Outside the market, a student covered in white powder raises anti-war consciousness through a performance art piece.
Alternative action #1: Squats
Graffiti art is a guerrilla-style reclamation of public space. But when an artist gets tired from those guerrilla strikes, he needs a place to rest. That's why Bbrother and a group of creative-minded friends started searching for an abandoned building to squat in. After they moved in, this building that was forgotten by the city and fell into disuse found new life. But just like graffiti art, this squat too may soon disappear after the authorities move on it, and become just a fleeting, beautiful memory.
The squat came about after Bbrother got drunk one night last January at the Paris Commune coffeeshop in Taipei's Kungkuan area and decided to paint some graffiti outside. The owner got angry and dragged him off to a nearby abandoned building, saying, "If you want to paint, paint here!" Bbrother was inspired right then and there to move into the building and start working there as part of an artist squat movement.
The places they choose for squats are abandoned city buildings whose dilapidated state fleetingly provides a space with unlimited potential. They actively seek out this kind of place and then define it as a platform for action that, after being occupied, can be used for all kinds of creative activities--whatever you think of, you can do there. Some spray wild graffiti on the walls, some treat an entire room as a canvas, some start second-hand book exchanges, some hold film appreciation nights. Some get really ambitious and dream of opening coffee shops and band practice spaces or even holding an arts festival.
The squatters are mostly students with backgrounds in the arts. After moving into this kind of space, they first do a basic clean-up. Then they bring in some necessities, like generators, lights, locks, and stereos, slowly turning it into their own private workshop.

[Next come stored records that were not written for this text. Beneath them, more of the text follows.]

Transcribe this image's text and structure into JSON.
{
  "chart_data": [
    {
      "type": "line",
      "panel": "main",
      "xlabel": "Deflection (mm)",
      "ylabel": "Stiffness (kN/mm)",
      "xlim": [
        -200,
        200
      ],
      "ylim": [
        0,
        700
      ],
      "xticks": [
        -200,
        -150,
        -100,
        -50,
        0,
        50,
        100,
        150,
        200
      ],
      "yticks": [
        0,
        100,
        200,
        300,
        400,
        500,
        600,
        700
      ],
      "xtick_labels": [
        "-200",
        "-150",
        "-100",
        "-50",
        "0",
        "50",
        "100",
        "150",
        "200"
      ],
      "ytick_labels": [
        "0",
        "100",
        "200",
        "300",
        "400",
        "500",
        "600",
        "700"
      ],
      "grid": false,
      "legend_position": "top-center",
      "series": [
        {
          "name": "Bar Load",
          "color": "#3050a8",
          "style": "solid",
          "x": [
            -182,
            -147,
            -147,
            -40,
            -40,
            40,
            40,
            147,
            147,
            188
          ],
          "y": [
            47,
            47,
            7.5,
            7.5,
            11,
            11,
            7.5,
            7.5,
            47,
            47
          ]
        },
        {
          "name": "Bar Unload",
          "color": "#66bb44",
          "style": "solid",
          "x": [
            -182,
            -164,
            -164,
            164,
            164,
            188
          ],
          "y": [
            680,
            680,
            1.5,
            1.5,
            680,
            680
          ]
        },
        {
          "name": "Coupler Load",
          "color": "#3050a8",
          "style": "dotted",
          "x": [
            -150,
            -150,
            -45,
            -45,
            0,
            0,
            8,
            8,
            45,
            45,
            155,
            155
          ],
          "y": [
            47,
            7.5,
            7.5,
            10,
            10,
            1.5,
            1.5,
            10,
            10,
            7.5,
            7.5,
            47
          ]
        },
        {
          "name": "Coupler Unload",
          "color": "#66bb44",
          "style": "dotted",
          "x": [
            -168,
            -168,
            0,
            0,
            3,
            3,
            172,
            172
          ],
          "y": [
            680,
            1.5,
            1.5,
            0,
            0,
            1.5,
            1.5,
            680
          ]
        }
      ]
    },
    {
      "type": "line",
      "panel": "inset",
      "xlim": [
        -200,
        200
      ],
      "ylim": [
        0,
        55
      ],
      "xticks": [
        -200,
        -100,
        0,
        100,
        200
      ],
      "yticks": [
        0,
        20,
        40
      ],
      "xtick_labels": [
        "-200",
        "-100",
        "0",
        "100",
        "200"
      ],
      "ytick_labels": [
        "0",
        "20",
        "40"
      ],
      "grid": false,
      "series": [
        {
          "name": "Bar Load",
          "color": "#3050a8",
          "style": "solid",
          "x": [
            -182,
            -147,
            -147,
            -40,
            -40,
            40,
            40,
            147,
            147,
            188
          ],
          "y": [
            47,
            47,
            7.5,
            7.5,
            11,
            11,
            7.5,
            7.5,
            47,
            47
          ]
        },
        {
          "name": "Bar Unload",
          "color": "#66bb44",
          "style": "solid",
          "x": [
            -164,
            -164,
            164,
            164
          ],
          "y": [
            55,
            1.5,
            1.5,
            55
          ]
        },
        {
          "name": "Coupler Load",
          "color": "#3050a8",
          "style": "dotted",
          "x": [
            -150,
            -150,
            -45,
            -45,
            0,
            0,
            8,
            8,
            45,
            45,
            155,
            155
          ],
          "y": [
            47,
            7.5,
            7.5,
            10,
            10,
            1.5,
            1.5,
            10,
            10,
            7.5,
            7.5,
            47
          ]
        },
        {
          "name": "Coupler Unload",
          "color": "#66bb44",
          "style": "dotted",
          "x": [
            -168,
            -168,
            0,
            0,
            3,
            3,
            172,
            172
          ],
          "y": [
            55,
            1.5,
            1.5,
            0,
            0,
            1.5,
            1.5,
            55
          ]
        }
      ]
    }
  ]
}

The run-down space of an abandoned building presents a refuge from the social order.
These squatters hope to create a commune-like environment of mutual assistance, but they all have their own homes and can't stay at the squat around the clock. The people who actually live there are vagrants who, for the most part, keep to themselves and don't interact with the students. But, Bbrother says, "Sometimes we'll give some money to one or two of the friendlier ones so they can get something to eat."
Squatters enjoy a respite from the normal order of things in the squat, but they can't live there permanently. Sometimes their things are stolen by homeless people, and sometimes patrolling policemen will throw them out. The place ends up slowly returning to the way it was before. Currently, only two of the student squats remain. The once artistic appearances of the others have now disappeared.
Bbrother knew from the beginning that, just as graffiti is ephemeral, this kind of action was built on utopian ideals that could never be fully realized. But as an art movement, the squat would show their attempt to escape social norms and test the limits. "Even if it fails, it will be an invaluable experience," he says.

A band plays on the bridge as traffic snarls below.
If the squat is a reflection on space in the city, then Bbrother's "No Currency Market" is a challenge to the capitalist monetary system. It's been popular in recent years for young people in Taiwan to create and sell crafts at streetside stalls, and Bbrother is taking this phenomenon in a new direction. He believes that monetary value cannot be the only arbiter of the value of a work of art, so he's holding a No Currency Market in which the use of money is banned.
The idea behind the market is to get participants to forget temporarily that money exists at all, and replace it with the notion that everything they need can be attained through the exchange of goods or services. They can perform sit-ups in order to hear a poem, trade an old CD for a used book, or give a back massage to see a light show with sparklers. You can bring anything to trade, even your dog--they don't get to bring it home, though, they "borrow" it for half an hour.

People can exchange services for goods--a sketch for a dog walk, a reading of a poem for a massage, or a photograph for a song. Anything is allowed, except money.
The participants in the market are for the most part students who share the same ideals--it has limited success when outsiders come along. When unable to use money to carry out transactions, many people suddenly feel at a loss. They argue about the comparative worth of the items involved, and completed trades are not as many as one would hope. Most people merely act as curious bystanders. Bbrother says that he isn't against the idea of money: "I just want to play around and see if there are other possibilities for person-to-person exchange outside of using money."
The No Currency Market has been held three times so far, each time in Kungkuan. As a way of redifining the ways of using public space, one time Bbrother purposely chose to hold it on a pedestrian bridge outside Kungkuan's Shuiyuan Market that had been made obsolete by the opening of an underground MRT station with a passageway and the creation of a crosswalk on the street's surface. Bbrother hopes that temporarily occupying the forgotten bridge reminded people of its existence: "The bridge shouldn't be just a space you pass through. It should be a public space that invites you to stop for a while and get involved."

The run-down space of an abandoned building presents a refuge from the social order.

On a bridge over Roosevelt Road in Taipei's Kungkuan area, a different sort of market opens.